As the Washington Post’s Cillizza noted on Sunday: “Despite the heavy spending, strategists for both parties sought to play down expectations in advance of the vote. Republicans noted that Gov. Ted Strickland (D) and Sen. Sherrod Brown (D) carried the 5th District in 2006. Democrats pushed back, arguing that the very fact that House Republicans are being forced to spend from their very limited war chest is a victory. Should Latta lose, which remains unlikely, it would be a powerful symbolic blow for House Republicans seeking to reassure their members that 2008 won’t be a repeat of 2006.”
Happily, the Democrats’ hopes were frustrated. The vote in Ohio wasn’t close, with the Republican, Robert Latta, winning by a 57%-43% margin. In Virginia, the result was even more one-sided, with Republican Rob Wittman winning by a landslide 63% to 35% margin.

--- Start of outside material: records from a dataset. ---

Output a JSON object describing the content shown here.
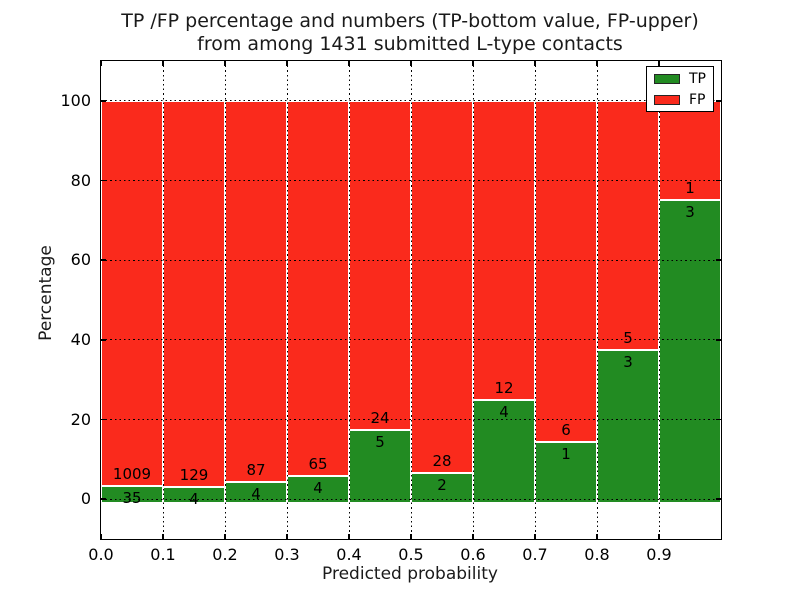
{
  "figure": {
    "title_line1": "TP /FP percentage and numbers (TP-bottom value, FP-upper)",
    "title_line2": "from among 1431 submitted L-type contacts"
  },
  "axes": {
    "xlabel": "Predicted probability",
    "ylabel": "Percentage",
    "yticks": [
      0,
      20,
      40,
      60,
      80,
      100
    ],
    "xticks": [
      "0.0",
      "0.1",
      "0.2",
      "0.3",
      "0.4",
      "0.5",
      "0.6",
      "0.7",
      "0.8",
      "0.9"
    ],
    "ylim": [
      -10,
      110
    ],
    "xlim": [
      0.0,
      1.0
    ],
    "grid": "dotted"
  },
  "legend": {
    "position": "upper right",
    "items": [
      {
        "label": "TP",
        "color": "#228b22"
      },
      {
        "label": "FP",
        "color": "#fa2a1c"
      }
    ]
  },
  "colors": {
    "tp_green": "#228b22",
    "fp_red": "#fa2a1c",
    "bar_edge": "#ffffff",
    "grid": "#000000",
    "background": "#ffffff"
  },
  "chart_data": {
    "type": "bar",
    "stacked": true,
    "normalized_to_percent": true,
    "title": "TP /FP percentage and numbers (TP-bottom value, FP-upper) from among 1431 submitted L-type contacts",
    "xlabel": "Predicted probability",
    "ylabel": "Percentage",
    "total_contacts": 1431,
    "bin_width": 0.1,
    "bin_starts": [
      0.0,
      0.1,
      0.2,
      0.3,
      0.4,
      0.5,
      0.6,
      0.7,
      0.8,
      0.9
    ],
    "categories": [
      "0.0-0.1",
      "0.1-0.2",
      "0.2-0.3",
      "0.3-0.4",
      "0.4-0.5",
      "0.5-0.6",
      "0.6-0.7",
      "0.7-0.8",
      "0.8-0.9",
      "0.9-1.0"
    ],
    "series": [
      {
        "name": "TP",
        "values": [
          35,
          4,
          4,
          4,
          5,
          2,
          4,
          1,
          3,
          3
        ]
      },
      {
        "name": "FP",
        "values": [
          1009,
          129,
          87,
          65,
          24,
          28,
          12,
          6,
          5,
          1
        ]
      }
    ],
    "tp_percent": [
      3.4,
      3.0,
      4.4,
      5.8,
      17.2,
      6.7,
      25.0,
      14.3,
      37.5,
      75.0
    ],
    "ylim": [
      -10,
      110
    ],
    "legend_position": "upper right"
  }
}
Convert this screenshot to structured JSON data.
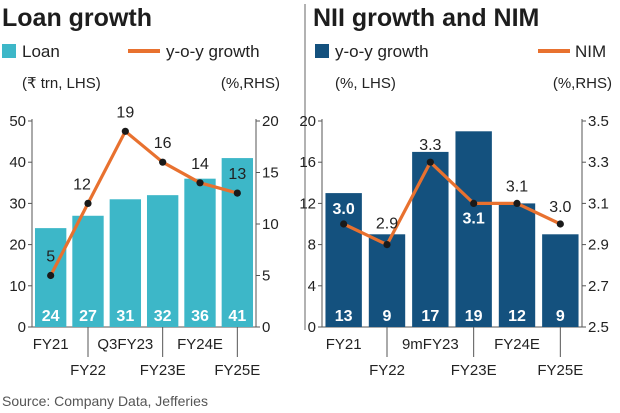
{
  "colors": {
    "loan_bar": "#3db7c8",
    "nii_bar": "#14517e",
    "line": "#e8712f",
    "marker": "#1a1a1a",
    "axis": "#555555"
  },
  "source": "Source: Company Data, Jefferies",
  "chart_data": [
    {
      "type": "bar",
      "title": "Loan growth",
      "categories": [
        "FY21",
        "FY22",
        "Q3FY23",
        "FY23E",
        "FY24E",
        "FY25E"
      ],
      "series": [
        {
          "name": "Loan",
          "axis": "left",
          "unit": "(₹ trn, LHS)",
          "values": [
            24,
            27,
            31,
            32,
            36,
            41
          ],
          "labels": [
            "24",
            "27",
            "31",
            "32",
            "36",
            "41"
          ]
        },
        {
          "name": "y-o-y growth",
          "axis": "right",
          "unit": "(%,RHS)",
          "type": "line",
          "values": [
            5,
            12,
            19,
            16,
            14,
            13
          ],
          "labels": [
            "5",
            "12",
            "19",
            "16",
            "14",
            "13"
          ]
        }
      ],
      "y_left": {
        "lim": [
          0,
          50
        ],
        "ticks": [
          "0",
          "10",
          "20",
          "30",
          "40",
          "50"
        ]
      },
      "y_right": {
        "lim": [
          0,
          20
        ],
        "ticks": [
          "0",
          "5",
          "10",
          "15",
          "20"
        ]
      },
      "grid": false,
      "legend": "top"
    },
    {
      "type": "bar",
      "title": "NII growth and NIM",
      "categories": [
        "FY21",
        "FY22",
        "9mFY23",
        "FY23E",
        "FY24E",
        "FY25E"
      ],
      "series": [
        {
          "name": "y-o-y growth",
          "axis": "left",
          "unit": "(%, LHS)",
          "values": [
            13,
            9,
            17,
            19,
            12,
            9
          ],
          "labels": [
            "13",
            "9",
            "17",
            "19",
            "12",
            "9"
          ]
        },
        {
          "name": "NIM",
          "axis": "right",
          "unit": "(%,RHS)",
          "type": "line",
          "values": [
            3.0,
            2.9,
            3.3,
            3.1,
            3.1,
            3.0
          ],
          "labels": [
            "3.0",
            "2.9",
            "3.3",
            "3.1",
            "3.1",
            "3.0"
          ]
        }
      ],
      "y_left": {
        "lim": [
          0,
          20
        ],
        "ticks": [
          "0",
          "4",
          "8",
          "12",
          "16",
          "20"
        ]
      },
      "y_right": {
        "lim": [
          2.5,
          3.5
        ],
        "ticks": [
          "2.5",
          "2.7",
          "2.9",
          "3.1",
          "3.3",
          "3.5"
        ]
      },
      "grid": false,
      "legend": "top"
    }
  ]
}
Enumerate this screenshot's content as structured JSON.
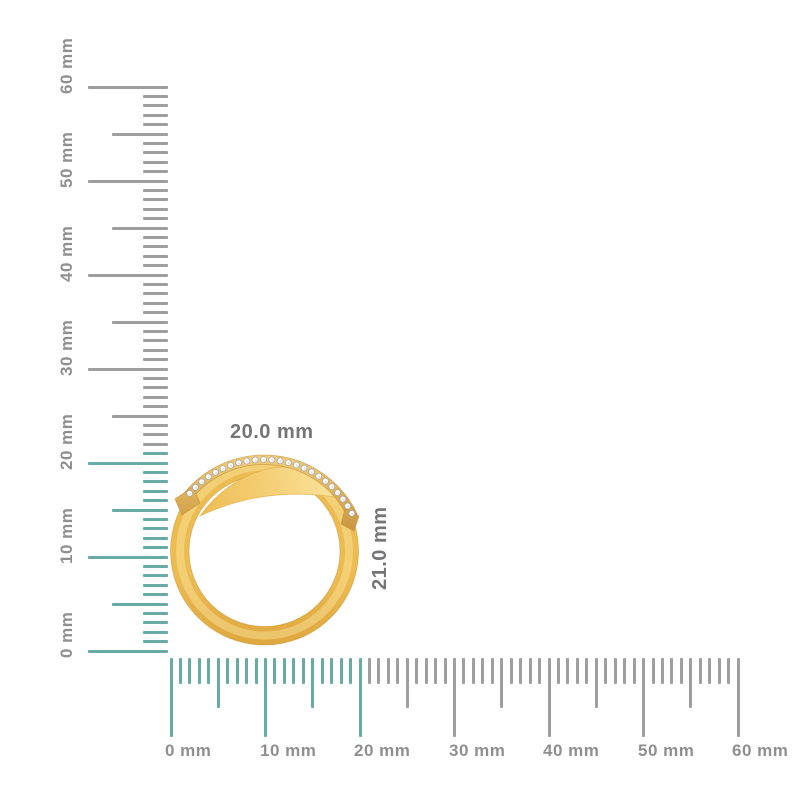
{
  "page": {
    "background_color": "#ffffff",
    "description": "Jewelry dimension image: yellow-gold diamond bypass ring shown in profile between a vertical and a horizontal millimeter ruler"
  },
  "colors": {
    "tick_gray": "#9e9e9e",
    "highlight_teal": "#67aba4",
    "ruler_label_gray": "#8f8f8f",
    "dimension_label_gray": "#757575",
    "gold_light": "#fbe7a4",
    "gold_face": "#f5d17a",
    "gold_mid": "#edbc50",
    "gold_deep": "#dda63d",
    "gold_dark": "#c6923a",
    "diamond_white": "#fdfdfd",
    "diamond_edge": "#a8a8a8"
  },
  "vertical_ruler": {
    "unit": "mm",
    "min_mm": 0,
    "max_mm": 60,
    "minor_step_mm": 1,
    "medium_step_mm": 5,
    "major_step_mm": 10,
    "highlight_to_mm": 21,
    "labels": [
      "0 mm",
      "10 mm",
      "20 mm",
      "30 mm",
      "40 mm",
      "50 mm",
      "60 mm"
    ]
  },
  "horizontal_ruler": {
    "unit": "mm",
    "min_mm": 0,
    "max_mm": 60,
    "minor_step_mm": 1,
    "medium_step_mm": 5,
    "major_step_mm": 10,
    "highlight_to_mm": 20,
    "labels": [
      "0 mm",
      "10 mm",
      "20 mm",
      "30 mm",
      "40 mm",
      "50 mm",
      "60 mm"
    ]
  },
  "ring": {
    "name": "gold-diamond-bypass-ring",
    "metal": "yellow gold",
    "diamond_count": 24,
    "width_label": "20.0 mm",
    "height_label": "21.0 mm"
  }
}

What does it mean? Obviously, one shouldn’t draw too many conclusions from a couple of special elections in traditionally Republican districts. But the fact is that the Democrats spent a lot of money–money is currently their biggest advantage–in hopes of scoring upsets in one or both of these contests. Had they done so, the results would have been trumpeted as evidence that voters are deserting the Republicans in droves. Instead, reality asserted itself.
Much like the Republicans of 1994, the Democrats post-2006 are misinterpreting the “mandate” the voters gave them last year. The American electorate hasn’t suddenly swerved to the Left, much as Democrats might wish it were so.